Assessment plays a critical role in students' learning, as it provides feedback to both instructors and students about the learning progress, and potential adjustment needed for both teaching and learning strategies. Often, students’ learning strategies are steered by the exams. Some students may have a good understanding of the basic concepts, but not be able to apply them in a complex application situation; some students may have a good conceptual understanding, but lack of rigor on procedural knowledge. Being able to identify such areas of improvement is important for students to adjust their next-step learning approaches.
The strength and weakness identification, and adjustment of learning strategies requires effective engagement in metacognition. But it is not rare that students often fail to practice metacognition and reflect on their learning strategies to make the appropriate adjustment as needed. At times, students do not clearly understand whether their unsatisfactory exam results are due to time constraints of the exam, or their knowledge or problem-solving skills need to be improved. Also, some students have a difficult time understanding if they lack understanding of their procedural knowledge or individual concepts, or they lack conditional knowledge-when to use isolated concepts together, or problem-solving skills. Thus, assessment methods that can promote students’ metacognition will be important.
Both in-class (closed-book) exam (ICE) and take-home (open-book) exams (THE) have been widely used for engineering classes. Each format provides its advantages and disadvantages. ICEs appear to be a more effective tool for testing the lower levels of Bloom’s taxonomy scale such as remembering , and are associated with less student cheating . On the other hand, THEs appear to be more productive for developing and testing higher levels of the Bloom’s taxonomy scale (e.g. analyzing and evaluating), as the student can invest their energy into deeper engagement and understanding rather than memorizing the material.

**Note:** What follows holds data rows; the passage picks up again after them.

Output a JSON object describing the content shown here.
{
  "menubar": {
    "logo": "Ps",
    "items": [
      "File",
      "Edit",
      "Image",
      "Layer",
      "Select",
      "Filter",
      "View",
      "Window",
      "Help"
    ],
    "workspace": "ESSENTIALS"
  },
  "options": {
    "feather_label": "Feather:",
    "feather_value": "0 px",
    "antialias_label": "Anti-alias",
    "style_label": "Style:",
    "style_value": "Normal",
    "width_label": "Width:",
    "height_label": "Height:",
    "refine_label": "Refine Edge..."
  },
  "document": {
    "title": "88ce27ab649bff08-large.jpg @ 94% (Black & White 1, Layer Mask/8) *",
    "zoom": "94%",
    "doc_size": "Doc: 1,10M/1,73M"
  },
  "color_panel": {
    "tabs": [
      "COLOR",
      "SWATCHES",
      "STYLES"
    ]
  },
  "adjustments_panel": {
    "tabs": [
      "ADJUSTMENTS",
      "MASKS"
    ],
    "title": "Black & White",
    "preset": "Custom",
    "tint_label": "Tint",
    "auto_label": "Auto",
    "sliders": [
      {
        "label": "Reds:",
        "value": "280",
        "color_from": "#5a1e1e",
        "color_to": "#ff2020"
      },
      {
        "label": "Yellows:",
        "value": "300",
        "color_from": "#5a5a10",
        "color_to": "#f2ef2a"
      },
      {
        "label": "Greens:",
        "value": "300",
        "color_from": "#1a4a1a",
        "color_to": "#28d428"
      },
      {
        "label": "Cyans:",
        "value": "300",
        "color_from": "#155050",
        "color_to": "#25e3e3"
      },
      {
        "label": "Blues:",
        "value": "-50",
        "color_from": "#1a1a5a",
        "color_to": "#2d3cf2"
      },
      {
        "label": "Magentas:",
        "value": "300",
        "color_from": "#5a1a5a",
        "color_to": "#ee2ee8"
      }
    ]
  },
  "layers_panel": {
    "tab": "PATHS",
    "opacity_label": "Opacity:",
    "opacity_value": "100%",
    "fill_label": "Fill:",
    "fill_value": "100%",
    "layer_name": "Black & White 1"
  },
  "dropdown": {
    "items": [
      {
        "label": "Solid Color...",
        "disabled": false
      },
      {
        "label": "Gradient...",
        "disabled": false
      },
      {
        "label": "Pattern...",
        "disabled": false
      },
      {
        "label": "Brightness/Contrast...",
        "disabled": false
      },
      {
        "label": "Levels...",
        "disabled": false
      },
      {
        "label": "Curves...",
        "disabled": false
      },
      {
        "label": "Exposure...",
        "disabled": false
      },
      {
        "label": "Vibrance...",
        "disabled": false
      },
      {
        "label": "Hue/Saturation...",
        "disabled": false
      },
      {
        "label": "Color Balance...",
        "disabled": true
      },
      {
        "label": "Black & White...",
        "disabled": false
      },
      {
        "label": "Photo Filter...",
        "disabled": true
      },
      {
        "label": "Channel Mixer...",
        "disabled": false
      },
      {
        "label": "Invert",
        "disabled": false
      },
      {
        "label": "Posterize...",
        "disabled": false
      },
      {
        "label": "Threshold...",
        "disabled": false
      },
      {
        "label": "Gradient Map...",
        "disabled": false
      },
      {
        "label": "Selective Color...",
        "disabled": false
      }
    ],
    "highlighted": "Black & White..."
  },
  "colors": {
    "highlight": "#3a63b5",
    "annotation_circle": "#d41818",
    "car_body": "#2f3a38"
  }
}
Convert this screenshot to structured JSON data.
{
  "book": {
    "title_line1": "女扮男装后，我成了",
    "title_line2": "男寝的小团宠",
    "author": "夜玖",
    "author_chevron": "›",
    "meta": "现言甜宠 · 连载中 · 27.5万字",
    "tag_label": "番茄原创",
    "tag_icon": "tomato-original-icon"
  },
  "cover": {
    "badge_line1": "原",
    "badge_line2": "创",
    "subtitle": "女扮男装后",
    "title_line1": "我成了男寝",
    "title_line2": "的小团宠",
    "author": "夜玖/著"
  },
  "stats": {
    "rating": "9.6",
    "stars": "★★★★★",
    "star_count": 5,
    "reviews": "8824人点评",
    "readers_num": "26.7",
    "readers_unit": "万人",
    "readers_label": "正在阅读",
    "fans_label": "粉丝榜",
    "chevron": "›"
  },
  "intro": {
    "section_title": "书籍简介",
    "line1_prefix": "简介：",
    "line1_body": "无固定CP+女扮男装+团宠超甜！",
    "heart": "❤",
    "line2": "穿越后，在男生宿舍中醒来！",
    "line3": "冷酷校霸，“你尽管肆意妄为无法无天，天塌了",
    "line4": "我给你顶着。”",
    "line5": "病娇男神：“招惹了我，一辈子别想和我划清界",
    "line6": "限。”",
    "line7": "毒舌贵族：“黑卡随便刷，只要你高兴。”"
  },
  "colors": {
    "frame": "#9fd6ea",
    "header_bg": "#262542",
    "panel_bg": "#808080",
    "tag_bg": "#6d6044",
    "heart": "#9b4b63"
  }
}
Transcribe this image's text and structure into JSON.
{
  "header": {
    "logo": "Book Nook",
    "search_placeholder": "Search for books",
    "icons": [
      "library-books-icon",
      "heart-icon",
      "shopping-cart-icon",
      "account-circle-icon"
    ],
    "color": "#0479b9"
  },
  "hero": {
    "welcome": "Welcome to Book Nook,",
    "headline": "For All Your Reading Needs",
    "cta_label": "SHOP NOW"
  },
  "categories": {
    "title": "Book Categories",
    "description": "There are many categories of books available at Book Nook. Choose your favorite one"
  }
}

The impact of the combination of in-class and take-home exams on helping engineering students’ engagement with metacognition has rarely been studied. In this paper, the impact of the use of a combination of in-class and take-home exams, along with post-exam wrappers on students' metacognition, has been studied. The assessment structure has been implemented into 2 engineering mechanics classes (Statics and Mechanics of Materials) in an public research university in the United States. Between the two classes, a total of 220 students were included in this study. The exams were mindfully designed to serve distinct purposes: the closed book in-class exams were timed, and focused on the isolated concepts without in-depth problem-solving, with no access to books or notes unless necessary equations were given; the open-book take-home exams, on the other hands, were un-timed and aimed to test students higher-order thinking, problem-solving skills using many concepts together.
Students’ exam performance (3 midterm quizzes and 1 final exam), exam wrappers' open-ended responses, and end-of-quarter survey results are studied collectively. From the exam wrappers' open-ended responses, and end-of-quarter survey questions, students’ perceptions about how the closed-book in-class and open-book take-home exams help them to identify the strength and weaknesses of their learning progress and their learning strategies differently. Regression analysis is used to understand the relationship between exam performance progress and their perception of the exams’ impact on their metacognition and learning strategies. A comparison of final exams performance (difficulty level calibrated) between the previous years' cohorts and the cohorts with the two-part exams is made, showing the students with the two-part exams performed better than the previous cohorts with only closed-book in-class exam or open-book online timed exams.